Known limitation: p95 gate passes trivially when the window is empty — see KNOWN_LIMITATIONS.md.

3.4 SmartModelRouter¶

Maps tier (tier3_analyst) → capability → best available model at runtime. Health-weighted selection, exponential cooldowns, circuit breakers, persisted stats across restarts, Retry-After header awareness.

Ratifies: ADR-002.
Provider default for CI: GitHub Models via GITHUB_TOKEN — see ADR-016.

3.5 RAG pipeline¶

Thirteen modules in agentic_v2/rag/: loader → recursive chunker → embedder (content-hash dedup) → cosine vectorstore + BM25 keyword index → RRF hybrid retriever → token-budget assembler. Full OTEL tracing. Memory backed by MemoryStoreProtocol (InMemoryStore or RAGMemoryStore).
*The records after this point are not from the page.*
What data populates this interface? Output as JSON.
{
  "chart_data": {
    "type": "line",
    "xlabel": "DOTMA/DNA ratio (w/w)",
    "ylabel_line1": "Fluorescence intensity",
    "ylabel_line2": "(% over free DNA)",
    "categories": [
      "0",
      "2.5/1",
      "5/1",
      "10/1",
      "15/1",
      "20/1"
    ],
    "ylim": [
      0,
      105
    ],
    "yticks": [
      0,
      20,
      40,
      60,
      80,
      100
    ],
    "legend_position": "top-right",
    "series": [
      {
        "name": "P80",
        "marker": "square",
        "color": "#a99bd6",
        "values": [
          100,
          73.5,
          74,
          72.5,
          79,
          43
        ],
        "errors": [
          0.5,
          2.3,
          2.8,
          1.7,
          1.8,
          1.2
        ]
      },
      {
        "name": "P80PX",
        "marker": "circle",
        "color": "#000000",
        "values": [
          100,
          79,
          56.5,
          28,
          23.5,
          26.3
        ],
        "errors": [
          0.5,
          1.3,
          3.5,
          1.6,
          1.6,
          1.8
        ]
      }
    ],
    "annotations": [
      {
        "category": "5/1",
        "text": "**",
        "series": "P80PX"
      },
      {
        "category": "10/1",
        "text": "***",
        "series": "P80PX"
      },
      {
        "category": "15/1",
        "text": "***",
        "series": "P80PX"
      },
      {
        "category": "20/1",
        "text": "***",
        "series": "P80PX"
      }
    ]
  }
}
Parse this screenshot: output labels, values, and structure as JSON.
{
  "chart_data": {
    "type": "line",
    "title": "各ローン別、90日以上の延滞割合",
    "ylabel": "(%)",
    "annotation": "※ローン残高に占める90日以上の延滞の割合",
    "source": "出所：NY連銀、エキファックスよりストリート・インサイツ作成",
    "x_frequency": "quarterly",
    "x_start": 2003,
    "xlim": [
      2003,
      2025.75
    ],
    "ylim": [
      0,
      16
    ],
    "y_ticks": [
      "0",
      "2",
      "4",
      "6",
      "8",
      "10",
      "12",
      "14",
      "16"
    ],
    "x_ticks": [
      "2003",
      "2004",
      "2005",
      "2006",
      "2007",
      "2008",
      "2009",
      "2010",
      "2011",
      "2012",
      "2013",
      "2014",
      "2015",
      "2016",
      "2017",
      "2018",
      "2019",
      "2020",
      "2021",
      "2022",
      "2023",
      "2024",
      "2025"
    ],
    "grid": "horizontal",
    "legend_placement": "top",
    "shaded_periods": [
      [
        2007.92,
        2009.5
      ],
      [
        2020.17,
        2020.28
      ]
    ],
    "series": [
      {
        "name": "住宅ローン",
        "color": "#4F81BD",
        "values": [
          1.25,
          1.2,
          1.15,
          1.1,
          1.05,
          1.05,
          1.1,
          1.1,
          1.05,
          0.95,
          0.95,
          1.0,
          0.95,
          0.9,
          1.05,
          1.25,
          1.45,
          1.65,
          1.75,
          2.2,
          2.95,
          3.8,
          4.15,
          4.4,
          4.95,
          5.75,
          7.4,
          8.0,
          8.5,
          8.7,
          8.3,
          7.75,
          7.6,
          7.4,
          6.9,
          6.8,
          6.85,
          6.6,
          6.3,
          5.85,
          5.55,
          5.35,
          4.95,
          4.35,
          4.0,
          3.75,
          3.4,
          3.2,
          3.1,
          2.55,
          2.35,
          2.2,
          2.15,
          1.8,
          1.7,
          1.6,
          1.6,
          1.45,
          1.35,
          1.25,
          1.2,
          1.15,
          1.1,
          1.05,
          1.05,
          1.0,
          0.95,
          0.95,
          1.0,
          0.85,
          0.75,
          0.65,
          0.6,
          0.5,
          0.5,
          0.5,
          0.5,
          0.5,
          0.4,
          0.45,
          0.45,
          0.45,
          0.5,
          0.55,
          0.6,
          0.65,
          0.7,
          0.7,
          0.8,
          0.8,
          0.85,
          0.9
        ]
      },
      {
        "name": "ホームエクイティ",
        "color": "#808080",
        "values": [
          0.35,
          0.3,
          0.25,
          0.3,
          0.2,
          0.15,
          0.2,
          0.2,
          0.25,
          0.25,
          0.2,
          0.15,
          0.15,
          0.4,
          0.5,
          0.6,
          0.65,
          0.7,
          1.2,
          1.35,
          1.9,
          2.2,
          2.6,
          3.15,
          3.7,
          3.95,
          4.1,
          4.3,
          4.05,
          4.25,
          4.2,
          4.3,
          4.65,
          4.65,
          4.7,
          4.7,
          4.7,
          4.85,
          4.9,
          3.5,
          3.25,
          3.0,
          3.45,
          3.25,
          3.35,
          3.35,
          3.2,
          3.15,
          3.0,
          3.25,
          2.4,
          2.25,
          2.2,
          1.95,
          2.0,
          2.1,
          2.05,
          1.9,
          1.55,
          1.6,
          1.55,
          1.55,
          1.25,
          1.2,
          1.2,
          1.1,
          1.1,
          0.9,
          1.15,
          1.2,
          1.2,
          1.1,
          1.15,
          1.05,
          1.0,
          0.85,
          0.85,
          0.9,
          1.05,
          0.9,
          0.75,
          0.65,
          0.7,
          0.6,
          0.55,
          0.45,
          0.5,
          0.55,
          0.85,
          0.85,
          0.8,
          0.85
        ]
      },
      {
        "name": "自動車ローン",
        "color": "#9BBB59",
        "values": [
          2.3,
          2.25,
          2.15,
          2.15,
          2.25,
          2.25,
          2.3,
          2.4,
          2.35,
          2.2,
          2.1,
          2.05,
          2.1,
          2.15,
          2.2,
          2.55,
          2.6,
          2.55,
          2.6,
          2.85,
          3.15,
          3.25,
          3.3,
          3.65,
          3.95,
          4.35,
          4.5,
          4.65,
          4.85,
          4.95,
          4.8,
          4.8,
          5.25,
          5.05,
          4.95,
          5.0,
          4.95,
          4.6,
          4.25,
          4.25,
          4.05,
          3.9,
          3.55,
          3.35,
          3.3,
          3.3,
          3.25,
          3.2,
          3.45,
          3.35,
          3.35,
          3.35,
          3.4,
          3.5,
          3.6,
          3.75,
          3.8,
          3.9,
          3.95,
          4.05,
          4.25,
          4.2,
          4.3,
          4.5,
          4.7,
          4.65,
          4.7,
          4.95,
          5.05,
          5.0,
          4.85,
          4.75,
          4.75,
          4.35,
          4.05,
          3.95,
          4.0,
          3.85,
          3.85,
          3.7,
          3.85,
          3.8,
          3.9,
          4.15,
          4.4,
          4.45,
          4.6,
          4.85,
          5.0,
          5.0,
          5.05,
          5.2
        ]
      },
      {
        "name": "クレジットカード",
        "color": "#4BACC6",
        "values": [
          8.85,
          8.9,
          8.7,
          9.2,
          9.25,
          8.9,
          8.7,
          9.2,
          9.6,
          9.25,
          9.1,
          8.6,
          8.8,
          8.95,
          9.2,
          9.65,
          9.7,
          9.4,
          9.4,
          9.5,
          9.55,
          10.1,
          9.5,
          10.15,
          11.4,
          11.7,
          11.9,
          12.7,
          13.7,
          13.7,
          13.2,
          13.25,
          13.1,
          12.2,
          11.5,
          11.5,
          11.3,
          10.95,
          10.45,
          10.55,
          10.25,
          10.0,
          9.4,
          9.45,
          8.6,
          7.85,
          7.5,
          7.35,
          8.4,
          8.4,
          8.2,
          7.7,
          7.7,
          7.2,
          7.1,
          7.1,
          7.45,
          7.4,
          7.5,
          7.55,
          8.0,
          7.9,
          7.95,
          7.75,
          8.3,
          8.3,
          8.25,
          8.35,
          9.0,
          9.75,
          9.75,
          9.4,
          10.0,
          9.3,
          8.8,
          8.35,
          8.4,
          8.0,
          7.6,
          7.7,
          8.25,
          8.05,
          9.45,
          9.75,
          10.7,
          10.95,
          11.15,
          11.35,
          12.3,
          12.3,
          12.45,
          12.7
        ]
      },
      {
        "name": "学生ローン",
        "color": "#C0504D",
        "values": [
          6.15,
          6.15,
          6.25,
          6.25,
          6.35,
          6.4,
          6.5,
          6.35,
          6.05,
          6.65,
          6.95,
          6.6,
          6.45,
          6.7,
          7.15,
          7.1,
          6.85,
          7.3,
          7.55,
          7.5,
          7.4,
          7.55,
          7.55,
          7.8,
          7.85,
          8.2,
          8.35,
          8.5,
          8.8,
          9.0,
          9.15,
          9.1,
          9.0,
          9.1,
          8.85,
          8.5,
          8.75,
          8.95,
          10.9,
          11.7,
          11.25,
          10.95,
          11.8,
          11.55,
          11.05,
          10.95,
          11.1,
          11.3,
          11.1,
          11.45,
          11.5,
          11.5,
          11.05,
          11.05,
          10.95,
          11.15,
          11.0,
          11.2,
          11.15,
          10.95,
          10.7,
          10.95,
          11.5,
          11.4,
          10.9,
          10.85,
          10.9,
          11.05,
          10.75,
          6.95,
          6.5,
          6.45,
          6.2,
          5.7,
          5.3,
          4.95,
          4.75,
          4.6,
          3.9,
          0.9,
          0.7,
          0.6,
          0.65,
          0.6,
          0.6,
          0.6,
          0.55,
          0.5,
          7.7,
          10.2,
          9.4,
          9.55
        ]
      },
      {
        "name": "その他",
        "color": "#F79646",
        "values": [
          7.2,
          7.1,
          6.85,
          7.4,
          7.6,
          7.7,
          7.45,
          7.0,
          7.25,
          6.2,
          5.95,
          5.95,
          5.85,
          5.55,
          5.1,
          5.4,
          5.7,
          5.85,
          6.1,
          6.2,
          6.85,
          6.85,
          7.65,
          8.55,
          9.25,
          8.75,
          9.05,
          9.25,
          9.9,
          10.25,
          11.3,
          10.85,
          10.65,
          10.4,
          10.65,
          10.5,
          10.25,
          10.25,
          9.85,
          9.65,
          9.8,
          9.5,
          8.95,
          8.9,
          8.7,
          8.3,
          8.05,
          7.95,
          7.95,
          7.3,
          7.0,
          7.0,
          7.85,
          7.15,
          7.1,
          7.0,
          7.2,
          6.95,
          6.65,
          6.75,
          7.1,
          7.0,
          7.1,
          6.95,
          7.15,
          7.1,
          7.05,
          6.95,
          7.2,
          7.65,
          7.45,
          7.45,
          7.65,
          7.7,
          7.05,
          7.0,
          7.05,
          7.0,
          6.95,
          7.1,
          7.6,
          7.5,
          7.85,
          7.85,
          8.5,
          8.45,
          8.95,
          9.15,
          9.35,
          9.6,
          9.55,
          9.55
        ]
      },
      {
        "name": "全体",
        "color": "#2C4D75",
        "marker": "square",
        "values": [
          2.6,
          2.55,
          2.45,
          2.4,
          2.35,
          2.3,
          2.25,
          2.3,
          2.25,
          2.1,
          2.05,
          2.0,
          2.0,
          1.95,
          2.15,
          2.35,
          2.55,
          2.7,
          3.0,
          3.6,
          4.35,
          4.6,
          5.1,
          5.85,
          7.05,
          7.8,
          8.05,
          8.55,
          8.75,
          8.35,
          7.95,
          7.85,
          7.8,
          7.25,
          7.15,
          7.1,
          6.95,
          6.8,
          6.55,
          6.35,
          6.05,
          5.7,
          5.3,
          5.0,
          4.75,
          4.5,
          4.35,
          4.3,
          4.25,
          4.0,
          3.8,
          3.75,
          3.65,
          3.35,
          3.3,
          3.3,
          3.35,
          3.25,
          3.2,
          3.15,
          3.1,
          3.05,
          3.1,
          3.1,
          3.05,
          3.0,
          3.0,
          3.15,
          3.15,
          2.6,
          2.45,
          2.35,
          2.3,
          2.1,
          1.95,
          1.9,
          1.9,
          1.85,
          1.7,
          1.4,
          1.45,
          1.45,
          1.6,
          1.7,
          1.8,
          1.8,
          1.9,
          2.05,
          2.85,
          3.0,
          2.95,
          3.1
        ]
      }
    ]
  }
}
Blueprint: adr/RAG-pipeline-blueprint.md.

4. The decision record¶

ADR	Domain	Status
001	Dual execution engine	Accepted (superseded by 013)
002	SmartModelRouter circuit breakers	Accepted
003	Deep research supervisor	Superseded → 007
007	Multidimensional classification + stop policy	Proposed
008	Test value taxonomy	Accepted
009	Scoring enhancements	Accepted
010	Commit-driven A/B eval harness	Proposed
011	Eval harness API design	Proposed
012	UI evaluation hub	Proposed
013	Native DAG as single engine	Accepted
014	Pydantic wire format for execution events	Accepted
015	SLO rolling window in git	Accepted
016	GitHub Models as default E2E provider	Accepted

ADRs 004–006 are intentionally unused — the gap is documented in adr/ADR-INDEX.md and should not be reclaimed.

5. What this document is not¶

Not a replacement for per-package docs — it is a map.
Not a roadmap — see ROADMAP.md.
Not a limitations list — see KNOWN_LIMITATIONS.md.
Not a migration guide — see MIGRATIONS.md.